Writeup Template
You can use this file as a template for your writeup if you want to submit it as a markdown file, but feel free to use some other method and submit a pdf if you prefer.
Advanced Lane Finding Project
The goals / steps of this project are the following:
- Compute the camera calibration matrix and distortion coefficients given a set of chessboard images.
- Apply a distortion correction to raw images.
- Use color transforms, gradients, etc., to create a thresholded binary image.
- Apply a perspective transform to rectify binary image ("birds-eye view").
- Detect lane pixels and fit to find the lane boundary.
- Determine the curvature of the lane and vehicle position with respect to center.
- Warp the detected lane boundaries back onto the original image.
- Output visual display of the lane boundaries and numerical estimation of lane curvature and vehicle position.
Rubric Points
Here I will consider the rubric points individually and describe how I addressed each point in my implementation.
Camera Calibration
1. Briefly state how you computed the camera matrix and distortion coefficients. Provide an example of a distortion corrected calibration image.
The code for this step is contained in the first code cell of the IPython notebook located in "./examples/example.ipynb" (or in lines # through # of the file called some_file.py).
I start by preparing "object points", which will be the (x, y, z) coordinates of the chessboard corners in the world. Here I am assuming the chessboard is fixed on the (x, y) plane at z=0, such that the object points are the same for each calibration image. Thus, objp is just a replicated array of coordinates, and objpoints will be appended with a copy of it every time I successfully detect all chessboard corners in a test image. imgpoints will be appended with the (x, y) pixel position of each of the corners in the image plane with each successful chessboard detection.
I then used the output objpoints and imgpoints to compute the camera calibration and distortion coefficients using the cv2.calibrateCamera() function. I applied this distortion correction to the test image using the cv2.undistort() function and obtained this result:
Pipeline (single images)
1. Has the distortion correction been correctly applied to each image?
To demonstrate this step, I will describe how I apply the distortion correction to one of the test images like this one:
2. Has a binary image been created using color transforms, gradients or other methods?

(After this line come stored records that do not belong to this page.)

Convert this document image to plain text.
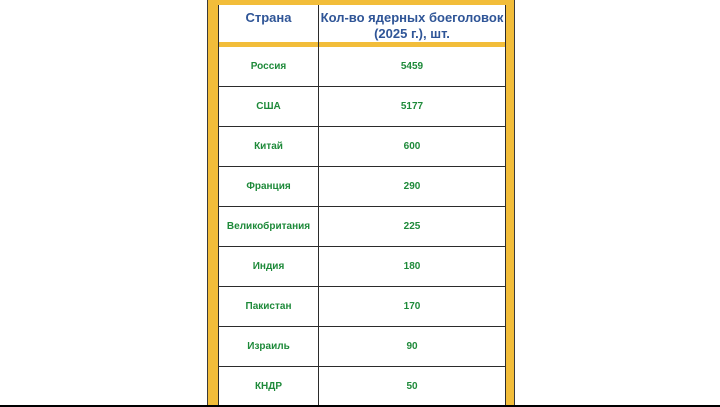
Страна	Кол-во ядерных боеголовок (2025 г.), шт.
Россия	5459
США	5177
Китай	600
Франция	290
Великобритания	225
Индия	180
Пакистан	170
Израиль	90
КНДР	50
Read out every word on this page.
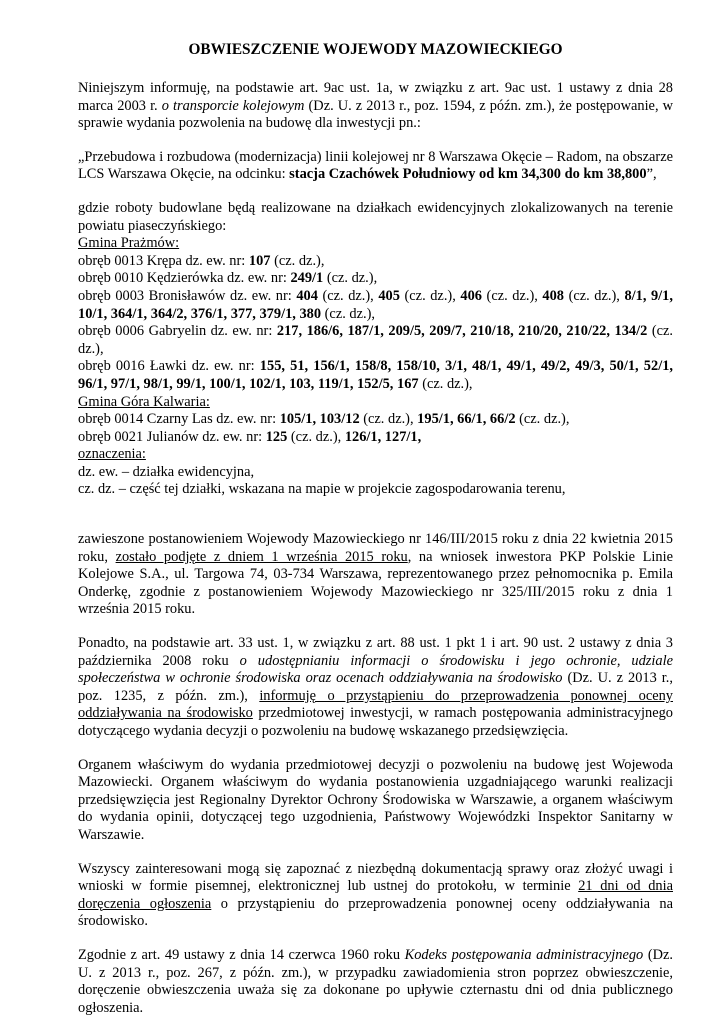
OBWIESZCZENIE WOJEWODY MAZOWIECKIEGO

Niniejszym informuję, na podstawie art. 9ac ust. 1a, w związku z art. 9ac ust. 1 ustawy z dnia 28 marca 2003 r. o transporcie kolejowym (Dz. U. z 2013 r., poz. 1594, z późn. zm.), że postępowanie, w sprawie wydania pozwolenia na budowę dla inwestycji pn.:

„Przebudowa i rozbudowa (modernizacja) linii kolejowej nr 8 Warszawa Okęcie – Radom, na obszarze LCS Warszawa Okęcie, na odcinku: stacja Czachówek Południowy od km 34,300 do km 38,800”,

gdzie roboty budowlane będą realizowane na działkach ewidencyjnych zlokalizowanych na terenie powiatu piaseczyńskiego:
Gmina Prażmów:
obręb 0013 Krępa dz. ew. nr: 107 (cz. dz.),
obręb 0010 Kędzierówka dz. ew. nr: 249/1 (cz. dz.),
obręb 0003 Bronisławów dz. ew. nr: 404 (cz. dz.), 405 (cz. dz.), 406 (cz. dz.), 408 (cz. dz.), 8/1, 9/1, 10/1, 364/1, 364/2, 376/1, 377, 379/1, 380 (cz. dz.),
obręb 0006 Gabryelin dz. ew. nr: 217, 186/6, 187/1, 209/5, 209/7, 210/18, 210/20, 210/22, 134/2 (cz. dz.),
obręb 0016 Ławki dz. ew. nr: 155, 51, 156/1, 158/8, 158/10, 3/1, 48/1, 49/1, 49/2, 49/3, 50/1, 52/1, 96/1, 97/1, 98/1, 99/1, 100/1, 102/1, 103, 119/1, 152/5, 167 (cz. dz.),
Gmina Góra Kalwaria:
obręb 0014 Czarny Las dz. ew. nr: 105/1, 103/12 (cz. dz.), 195/1, 66/1, 66/2 (cz. dz.),
obręb 0021 Julianów dz. ew. nr: 125 (cz. dz.), 126/1, 127/1,
oznaczenia:
dz. ew. – działka ewidencyjna,
cz. dz. – część tej działki, wskazana na mapie w projekcie zagospodarowania terenu,

zawieszone postanowieniem Wojewody Mazowieckiego nr 146/III/2015 roku z dnia 22 kwietnia 2015 roku, zostało podjęte z dniem 1 września 2015 roku, na wniosek inwestora PKP Polskie Linie Kolejowe S.A., ul. Targowa 74, 03-734 Warszawa, reprezentowanego przez pełnomocnika p. Emila Onderkę, zgodnie z postanowieniem Wojewody Mazowieckiego nr 325/III/2015 roku z dnia 1 września 2015 roku.

Ponadto, na podstawie art. 33 ust. 1, w związku z art. 88 ust. 1 pkt 1 i art. 90 ust. 2 ustawy z dnia 3 października 2008 roku o udostępnianiu informacji o środowisku i jego ochronie, udziale społeczeństwa w ochronie środowiska oraz ocenach oddziaływania na środowisko (Dz. U. z 2013 r., poz. 1235, z późn. zm.), informuję o przystąpieniu do przeprowadzenia ponownej oceny oddziaływania na środowisko przedmiotowej inwestycji, w ramach postępowania administracyjnego dotyczącego wydania decyzji o pozwoleniu na budowę wskazanego przedsięwzięcia.

Organem właściwym do wydania przedmiotowej decyzji o pozwoleniu na budowę jest Wojewoda Mazowiecki. Organem właściwym do wydania postanowienia uzgadniającego warunki realizacji przedsięwzięcia jest Regionalny Dyrektor Ochrony Środowiska w Warszawie, a organem właściwym do wydania opinii, dotyczącej tego uzgodnienia, Państwowy Wojewódzki Inspektor Sanitarny w Warszawie.

Wszyscy zainteresowani mogą się zapoznać z niezbędną dokumentacją sprawy oraz złożyć uwagi i wnioski w formie pisemnej, elektronicznej lub ustnej do protokołu, w terminie 21 dni od dnia doręczenia ogłoszenia o przystąpieniu do przeprowadzenia ponownej oceny oddziaływania na środowisko.

Zgodnie z art. 49 ustawy z dnia 14 czerwca 1960 roku Kodeks postępowania administracyjnego (Dz. U. z 2013 r., poz. 267, z późn. zm.), w przypadku zawiadomienia stron poprzez obwieszczenie, doręczenie obwieszczenia uważa się za dokonane po upływie czternastu dni od dnia publicznego ogłoszenia.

I used a combination of color and gradient thresholds to generate a binary image (thresholding steps at lines # through # in another_file.py). Here's an example of my output for this step. (note: this is not actually from one of the test images)

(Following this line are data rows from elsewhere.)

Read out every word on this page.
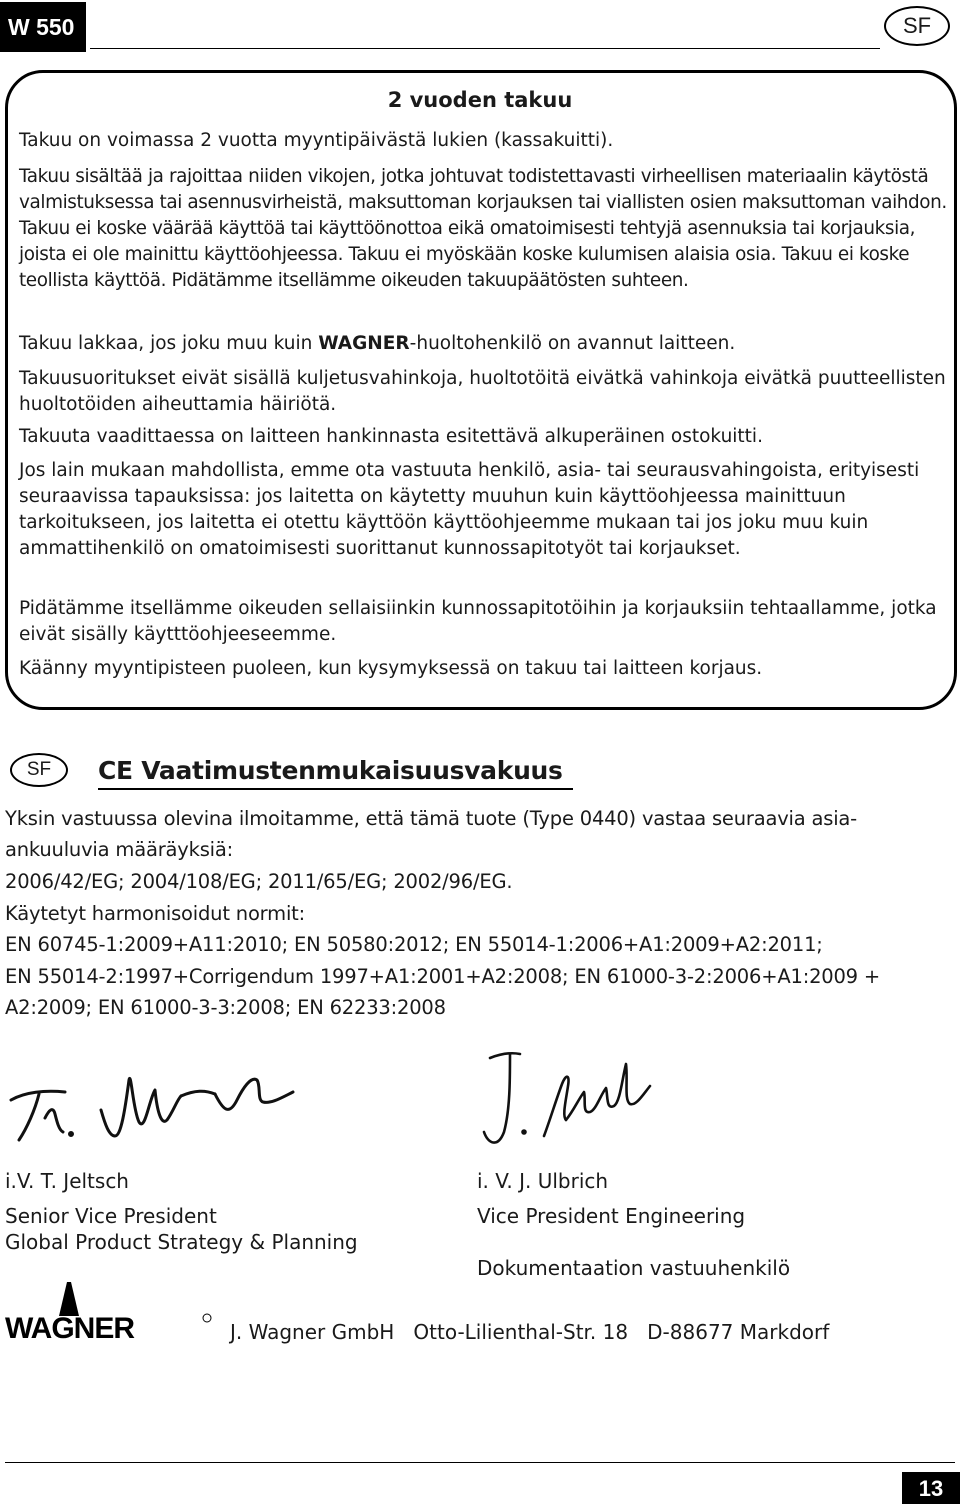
W 550	SF
2 vuoden takuu

Takuu on voimassa 2 vuotta myyntipäivästä lukien (kassakuitti).

Takuu sisältää ja rajoittaa niiden vikojen, jotka johtuvat todistettavasti virheellisen materiaalin käytöstä valmistuksessa tai asennusvirheistä, maksuttoman korjauksen tai viallisten osien maksuttoman vaihdon. Takuu ei koske väärää käyttöä tai käyttöönottoa eikä omatoimisesti tehtyjä asennuksia tai korjauksia, joista ei ole mainittu käyttöohjeessa. Takuu ei myöskään koske kulumisen alaisia osia. Takuu ei koske teollista käyttöä. Pidätämme itsellämme oikeuden takuupäätösten suhteen.

Takuu lakkaa, jos joku muu kuin WAGNER-huoltohenkilö on avannut laitteen.

Takuusuoritukset eivät sisällä kuljetusvahinkoja, huoltotöitä eivätkä vahinkoja eivätkä puutteellisten huoltotöiden aiheuttamia häiriötä.

Takuuta vaadittaessa on laitteen hankinnasta esitettävä alkuperäinen ostokuitti.

Jos lain mukaan mahdollista, emme ota vastuuta henkilö, asia- tai seurausvahingoista, erityisesti seuraavissa tapauksissa: jos laitetta on käytetty muuhun kuin käyttöohjeessa mainittuun tarkoitukseen, jos laitetta ei otettu käyttöön käyttöohjeemme mukaan tai jos joku muu kuin ammattihenkilö on omatoimisesti suorittanut kunnossapitotyöt tai korjaukset.

Pidätämme itsellämme oikeuden sellaisiinkin kunnossapitotöihin ja korjauksiin tehtaallamme, jotka eivät sisälly käytttöohjeeseemme.

Käänny myyntipisteen puoleen, kun kysymyksessä on takuu tai laitteen korjaus.

SF	CE Vaatimustenmukaisuusvakuus

Yksin vastuussa olevina ilmoitamme, että tämä tuote (Type 0440) vastaa seuraavia asia-ankuuluvia määräyksiä:

2006/42/EG; 2004/108/EG; 2011/65/EG; 2002/96/EG.

Käytetyt harmonisoidut normit:

EN 60745-1:2009+A11:2010; EN 50580:2012; EN 55014-1:2006+A1:2009+A2:2011;

EN 55014-2:1997+Corrigendum 1997+A1:2001+A2:2008; EN 61000-3-2:2006+A1:2009 + A2:2009; EN 61000-3-3:2008; EN 62233:2008

i.V. T. Jeltsch
Senior Vice President
Global Product Strategy & Planning
i. V. J. Ulbrich
Vice President Engineering
Dokumentaation vastuuhenkilö
WAGNER	J. Wagner GmbH   Otto-Lilienthal-Str. 18   D-88677 Markdorf
13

3. Has a perspective transform been applied to rectify the image?
The code for my perspective transform includes a function called warper(), which appears in lines 1 through 8 in the file example.py (output_images/examples/example.py) (or, for example, in the 3rd code cell of the IPython notebook). The warper() function takes as inputs an image (img), as well as source (src) and destination (dst) points. I chose the hardcode the source and destination points in the following manner:
src = np.float32([[img.shape[1]*(.5-mid_width/2), img.shape[0]*hight_pct],
[img.shape[1]*(.5+mid_width/2), img.shape[0]*hight_pct],
[img.shape[1]*(.5+bot_width/2), img.shape[0]*bottom_trim],
[img.shape[1]*(.5-bot_width/2), img.shape[0]*bottom_trim]])
dst = np.float32([[offset, 0],
[img_size[0]-offset, 0],
[img_size[0]-offset, img_size[1]],
[offset, img_size[1]]])This resulted in the following source and destination points:
| Source | Destination |
|---|---|
| 588.8, 446.4 | 320, 0 |
| 691.2, 446.4 | 960, 0 |
| 1126.4, 673,2 | 960, 720 |
| 143.6, 673.2 | 320, 720 |
I verified that my perspective transform was working as expected by drawing the src and dst points onto a test image and its warped counterpart to verify that the lines appear parallel in the warped image.
4. Have lane line pixels been identified in the rectified image and fit with a polynomial?
Then I did some other stuff and fit my lane lines with the gradient of each sliding window kinda like this:
5. Describe how (and identify where in your code) you calculated the radius of curvature of the lane and the position of the vehicle with respect to center.
I did this in end of mean_process function my code in project_main.ipynb
6. Provide an example image of your result plotted back down onto the road such that the lane area is identified clearly.
I implemented this step in my code in project_main.ipynb in first few lines in the function main_process(). Here is an example of my result on a test image:
Pipeline (video)
1. Provide a link to your final video output. Your pipeline should perform reasonably well on the entire project video (wobbly lines are ok but no catastrophic failures that would cause the car to drive off the road!).
Here's a link to my video result
Discussion
1. Briefly discuss any problems / issues you faced in your implementation of this project. Where will your pipeline likely fail? What could you do to make it more robust?
One problem I observe in this project is when the line in very bright sunlight or in connection of shadow and light, the grandient method may bent line to other side at the end of vision. I think the color binary transformation can do better job. I do not have time to try other methor or onther color space.